A St. Charles man, who city officials say has had an unfinished home construction project lingering since 1975, has been found in contempt of court for failing to meet numerous deadlines on a schedule he and city officials agreed upon.
Clifford McIlvaine faces fines and possible jail time when sentenced June 22 by Judge Robert Mueller.
City officials sued McIlvaine in late 2010, charging he had refused to allow city inspectors to look at a construction project he began in 1975 at his home in the 600 block of Prairie Street.
The city argued it was a public safety issue and a blight on the neighborhood.
McIlvaine eventually hired a private construction company, and he and the city signed an agreement to have the project completed by Sept. 29, 2012.

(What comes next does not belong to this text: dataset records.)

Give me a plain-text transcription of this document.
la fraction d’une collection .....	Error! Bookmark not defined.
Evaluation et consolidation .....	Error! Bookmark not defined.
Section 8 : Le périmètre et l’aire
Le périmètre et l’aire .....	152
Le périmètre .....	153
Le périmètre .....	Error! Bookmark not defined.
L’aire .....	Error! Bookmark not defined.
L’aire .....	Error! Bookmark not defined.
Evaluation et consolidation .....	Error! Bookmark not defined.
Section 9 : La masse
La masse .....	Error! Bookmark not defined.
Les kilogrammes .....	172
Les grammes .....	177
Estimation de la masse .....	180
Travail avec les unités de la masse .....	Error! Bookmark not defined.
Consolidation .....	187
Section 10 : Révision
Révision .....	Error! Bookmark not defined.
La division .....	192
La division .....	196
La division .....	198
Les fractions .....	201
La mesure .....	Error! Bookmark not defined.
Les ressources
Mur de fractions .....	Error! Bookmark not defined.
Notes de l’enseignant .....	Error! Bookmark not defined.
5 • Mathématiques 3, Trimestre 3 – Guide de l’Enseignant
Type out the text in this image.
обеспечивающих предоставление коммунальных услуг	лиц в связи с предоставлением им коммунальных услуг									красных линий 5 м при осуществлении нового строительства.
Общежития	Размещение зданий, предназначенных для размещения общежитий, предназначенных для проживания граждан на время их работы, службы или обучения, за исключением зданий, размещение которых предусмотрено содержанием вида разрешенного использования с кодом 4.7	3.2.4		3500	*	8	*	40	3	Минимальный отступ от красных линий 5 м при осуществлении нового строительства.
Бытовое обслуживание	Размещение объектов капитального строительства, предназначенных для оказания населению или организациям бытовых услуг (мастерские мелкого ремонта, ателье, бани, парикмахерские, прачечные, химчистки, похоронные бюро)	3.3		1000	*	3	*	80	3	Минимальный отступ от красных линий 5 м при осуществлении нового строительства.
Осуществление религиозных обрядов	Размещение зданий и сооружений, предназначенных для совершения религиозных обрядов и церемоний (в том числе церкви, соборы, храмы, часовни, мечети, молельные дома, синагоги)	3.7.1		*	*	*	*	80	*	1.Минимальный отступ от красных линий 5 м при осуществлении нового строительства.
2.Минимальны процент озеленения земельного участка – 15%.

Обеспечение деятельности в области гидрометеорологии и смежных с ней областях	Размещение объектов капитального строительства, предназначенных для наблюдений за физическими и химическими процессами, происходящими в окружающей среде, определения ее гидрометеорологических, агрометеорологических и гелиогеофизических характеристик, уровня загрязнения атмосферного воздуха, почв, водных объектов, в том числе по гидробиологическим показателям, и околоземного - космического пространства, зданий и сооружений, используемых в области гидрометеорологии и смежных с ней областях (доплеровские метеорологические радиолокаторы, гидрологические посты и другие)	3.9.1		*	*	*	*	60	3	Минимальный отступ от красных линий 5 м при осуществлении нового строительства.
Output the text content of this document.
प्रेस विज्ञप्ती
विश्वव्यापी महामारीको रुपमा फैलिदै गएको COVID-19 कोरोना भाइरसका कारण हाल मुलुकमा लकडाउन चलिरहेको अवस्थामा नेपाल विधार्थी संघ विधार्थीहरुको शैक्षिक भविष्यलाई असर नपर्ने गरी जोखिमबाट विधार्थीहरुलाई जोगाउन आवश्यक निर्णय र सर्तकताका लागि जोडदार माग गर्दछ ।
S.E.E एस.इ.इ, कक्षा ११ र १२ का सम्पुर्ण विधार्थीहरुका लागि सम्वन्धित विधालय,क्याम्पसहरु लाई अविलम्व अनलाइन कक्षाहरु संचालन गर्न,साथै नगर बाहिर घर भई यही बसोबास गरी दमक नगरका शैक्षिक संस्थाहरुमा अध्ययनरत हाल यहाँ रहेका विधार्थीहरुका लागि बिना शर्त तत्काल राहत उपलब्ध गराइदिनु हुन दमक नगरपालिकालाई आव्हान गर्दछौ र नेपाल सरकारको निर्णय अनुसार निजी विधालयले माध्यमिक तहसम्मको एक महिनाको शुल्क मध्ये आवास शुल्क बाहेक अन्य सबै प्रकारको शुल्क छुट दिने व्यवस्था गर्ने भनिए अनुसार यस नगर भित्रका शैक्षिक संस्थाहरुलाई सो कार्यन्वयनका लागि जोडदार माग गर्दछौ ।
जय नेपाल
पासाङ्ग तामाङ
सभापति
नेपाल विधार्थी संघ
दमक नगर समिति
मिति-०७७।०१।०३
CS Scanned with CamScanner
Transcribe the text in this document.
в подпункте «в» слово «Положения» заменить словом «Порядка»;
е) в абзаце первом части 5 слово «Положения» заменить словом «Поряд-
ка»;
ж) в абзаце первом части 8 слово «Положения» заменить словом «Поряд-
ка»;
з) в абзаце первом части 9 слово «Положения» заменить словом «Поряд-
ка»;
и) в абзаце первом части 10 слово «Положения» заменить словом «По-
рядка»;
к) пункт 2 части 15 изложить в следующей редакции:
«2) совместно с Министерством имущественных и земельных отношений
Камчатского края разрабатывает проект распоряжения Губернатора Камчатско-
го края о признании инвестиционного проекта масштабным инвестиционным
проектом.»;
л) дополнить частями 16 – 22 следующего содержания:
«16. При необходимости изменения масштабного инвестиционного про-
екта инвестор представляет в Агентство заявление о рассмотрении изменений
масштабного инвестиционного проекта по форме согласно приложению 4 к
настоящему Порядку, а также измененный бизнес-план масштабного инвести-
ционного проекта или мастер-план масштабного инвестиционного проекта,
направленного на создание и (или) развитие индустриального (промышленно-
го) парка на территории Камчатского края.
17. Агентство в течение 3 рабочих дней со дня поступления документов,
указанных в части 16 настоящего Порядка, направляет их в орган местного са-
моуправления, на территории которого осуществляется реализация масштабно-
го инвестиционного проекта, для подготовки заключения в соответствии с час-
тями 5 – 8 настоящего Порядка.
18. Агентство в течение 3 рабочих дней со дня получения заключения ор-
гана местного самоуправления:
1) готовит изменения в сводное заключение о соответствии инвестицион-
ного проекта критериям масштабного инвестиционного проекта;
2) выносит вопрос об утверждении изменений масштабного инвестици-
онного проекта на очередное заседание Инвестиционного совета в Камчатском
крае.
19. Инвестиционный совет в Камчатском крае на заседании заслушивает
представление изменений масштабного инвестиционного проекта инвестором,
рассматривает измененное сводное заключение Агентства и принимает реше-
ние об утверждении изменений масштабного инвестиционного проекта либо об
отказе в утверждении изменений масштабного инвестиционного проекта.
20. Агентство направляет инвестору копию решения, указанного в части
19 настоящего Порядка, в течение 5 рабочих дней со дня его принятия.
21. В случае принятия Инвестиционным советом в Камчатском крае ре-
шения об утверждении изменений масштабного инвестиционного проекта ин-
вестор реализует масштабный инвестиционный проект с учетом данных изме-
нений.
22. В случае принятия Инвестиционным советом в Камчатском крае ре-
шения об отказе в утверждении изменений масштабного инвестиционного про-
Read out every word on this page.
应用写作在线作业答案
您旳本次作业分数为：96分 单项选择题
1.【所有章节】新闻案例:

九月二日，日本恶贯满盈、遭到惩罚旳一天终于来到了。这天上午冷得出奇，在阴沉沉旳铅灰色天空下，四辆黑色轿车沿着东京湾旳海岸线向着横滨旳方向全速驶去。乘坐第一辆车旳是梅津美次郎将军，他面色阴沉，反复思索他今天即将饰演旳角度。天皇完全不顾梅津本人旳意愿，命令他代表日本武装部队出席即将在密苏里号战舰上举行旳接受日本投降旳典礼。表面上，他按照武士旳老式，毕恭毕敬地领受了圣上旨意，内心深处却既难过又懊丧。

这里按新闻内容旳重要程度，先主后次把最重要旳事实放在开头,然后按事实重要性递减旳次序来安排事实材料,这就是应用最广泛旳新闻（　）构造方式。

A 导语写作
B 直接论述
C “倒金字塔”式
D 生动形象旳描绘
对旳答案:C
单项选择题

But after McIlvaine missed numerous deadlines for six portions of the work to be completed between August 2011 and February 15, 2012, city attorneys brought him forward on the contempt charges, according to court documents.
"The fact that defendant never sought to justify his failures to this court belies his lack of respect for the judiciary's authority," read part of a court motion filed by the city this month.
Phil Luetkehans, attorney for the city, said any sentence would be at Mueller's discretion and that the city would not be asking for jail time.
"He has missed most of the deadlines, almost all of them," Luetkehans said. "This is our No. 1 concern, to get the project done on time, and sometimes you have to use other methods to make people understand they have to get stuff done. We're not trying to take a pound of flesh from Mr. McIlvaine."
McIlvaine represented himself during the two-day hearing. He could not be reached for comment Tuesday.
Also in June, McIlvaine is supposed to update Mueller on what, if any, additional progress has been made on the addition to the home.